Search code examples
juliabuffer

Julia Vector{UInt8} to SparseArrays.SparseMatrixCSC{Any64, Int64}


I'm attempting to make a Julia function that can be provided a URL from Matrix Market or from SuiteSparse Matrix Collection - for simplicity assume I only want to consider URLs ending in ".mtx.gz".

Below is the code I currently have:

using HTTP
using CodecZlib
using SparseArrays

url = "https://math.nist.gov/pub/MatrixMarket2/Harwell-Boeing/airtfc/zenios.mtx.gz" # String

data = HTTP.get(url).body # Vector{UInt8} (alias for Array{UInt8, 1})

buffer = IOBuffer(data) # IOBuffer (alias for Base.GenericIOBuffer{Array{UInt8, 1}})

stream = GzipDecompressorStream(buffer) # TranscodingStreams.TranscodingStream{GzipDecompressor, IOBuffer}

forUse = read(stream) # Vector{UInt8} (alias for Array{UInt8, 1})
# Alternative for String
# forUse = read(stream, String) # String

The issue I'm coming across is I only know how to force the variable forUse to be either a Vector{UInt8} data type or a String.
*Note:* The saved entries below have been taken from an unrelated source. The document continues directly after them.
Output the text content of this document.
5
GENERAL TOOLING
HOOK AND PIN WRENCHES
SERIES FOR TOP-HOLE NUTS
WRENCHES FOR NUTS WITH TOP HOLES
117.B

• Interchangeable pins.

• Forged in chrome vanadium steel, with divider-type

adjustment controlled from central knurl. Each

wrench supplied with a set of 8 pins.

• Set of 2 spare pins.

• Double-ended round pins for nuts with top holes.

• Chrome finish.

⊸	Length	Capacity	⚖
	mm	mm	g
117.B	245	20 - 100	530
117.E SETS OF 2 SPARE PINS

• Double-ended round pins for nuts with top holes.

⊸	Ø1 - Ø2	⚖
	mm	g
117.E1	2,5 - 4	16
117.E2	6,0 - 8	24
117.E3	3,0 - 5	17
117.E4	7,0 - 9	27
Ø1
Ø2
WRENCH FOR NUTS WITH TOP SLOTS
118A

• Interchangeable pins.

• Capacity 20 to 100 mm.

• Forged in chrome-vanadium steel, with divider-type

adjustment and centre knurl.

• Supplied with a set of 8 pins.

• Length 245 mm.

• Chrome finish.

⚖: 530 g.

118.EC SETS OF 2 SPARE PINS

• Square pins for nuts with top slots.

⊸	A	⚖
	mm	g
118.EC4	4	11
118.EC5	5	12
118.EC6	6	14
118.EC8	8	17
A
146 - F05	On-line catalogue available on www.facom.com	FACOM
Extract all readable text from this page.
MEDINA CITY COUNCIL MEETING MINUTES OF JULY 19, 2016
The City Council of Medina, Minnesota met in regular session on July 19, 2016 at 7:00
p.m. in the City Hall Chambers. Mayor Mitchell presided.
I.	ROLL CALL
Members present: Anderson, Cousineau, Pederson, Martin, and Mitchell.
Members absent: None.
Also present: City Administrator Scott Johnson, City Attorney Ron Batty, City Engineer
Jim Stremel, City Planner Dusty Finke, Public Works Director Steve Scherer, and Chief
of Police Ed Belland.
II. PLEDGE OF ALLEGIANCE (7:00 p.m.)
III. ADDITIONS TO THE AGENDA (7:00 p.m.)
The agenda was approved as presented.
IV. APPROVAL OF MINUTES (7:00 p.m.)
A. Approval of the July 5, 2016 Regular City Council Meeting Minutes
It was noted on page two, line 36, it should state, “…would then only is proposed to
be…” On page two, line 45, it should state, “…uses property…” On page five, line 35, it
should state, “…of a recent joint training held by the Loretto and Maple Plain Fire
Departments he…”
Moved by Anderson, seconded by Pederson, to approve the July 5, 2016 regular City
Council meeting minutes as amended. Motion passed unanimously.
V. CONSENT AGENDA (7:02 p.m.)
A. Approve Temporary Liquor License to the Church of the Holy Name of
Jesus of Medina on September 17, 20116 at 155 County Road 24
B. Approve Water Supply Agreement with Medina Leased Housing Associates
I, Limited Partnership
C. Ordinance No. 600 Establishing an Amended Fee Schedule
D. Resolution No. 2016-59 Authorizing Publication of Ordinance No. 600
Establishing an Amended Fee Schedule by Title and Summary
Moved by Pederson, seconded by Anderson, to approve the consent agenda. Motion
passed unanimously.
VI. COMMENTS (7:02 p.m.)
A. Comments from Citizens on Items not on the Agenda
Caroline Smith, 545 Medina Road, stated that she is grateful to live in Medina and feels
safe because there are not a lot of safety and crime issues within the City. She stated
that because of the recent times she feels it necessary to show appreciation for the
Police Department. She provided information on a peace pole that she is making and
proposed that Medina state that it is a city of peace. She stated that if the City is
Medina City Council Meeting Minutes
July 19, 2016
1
If I attempt sparse(forUse) when forUse is a Vector{UInt8}, I get a sparse array of nonsense. If I attempt sparse(forUse) when forUse is a String, I get the error: "ERROR: MethodError: no method matching sparse(::String)"

If possible, I wish to avoid reading the String data type of forUse line by line as I feel this would be wildly inefficient.

Question: Is there any efficient way to extract the sparse array from HTTP.get(url).body without saving the file to storage? (see MMGet for the version that downloads the file onto storage)


Solution

  • Not sure this is the exact thing asked, but:

    # forUse defined in the question
    fuse = String(forUse)
    let I = Int[], J = Int[], V = Float64[]
        for line in eachsplit(fuse, '\n')
            length(line) == 0 && continue
            line[1] == '%' && continue
            (si,sj,sv) = split(line)
            i = parse(Int, si)
            j = parse(Int, sj)
            v = parse(Float64, sv)
            push!(I, i)
            push!(J, j)
            push!(V, v)
        end
        sparse(I,J,V)
    end
    

    returns a sparse Matrix with entries in the input datafile.

    It seems unlikely this needs to be super-optimized beyond this, and this code enjoys a certain clarity.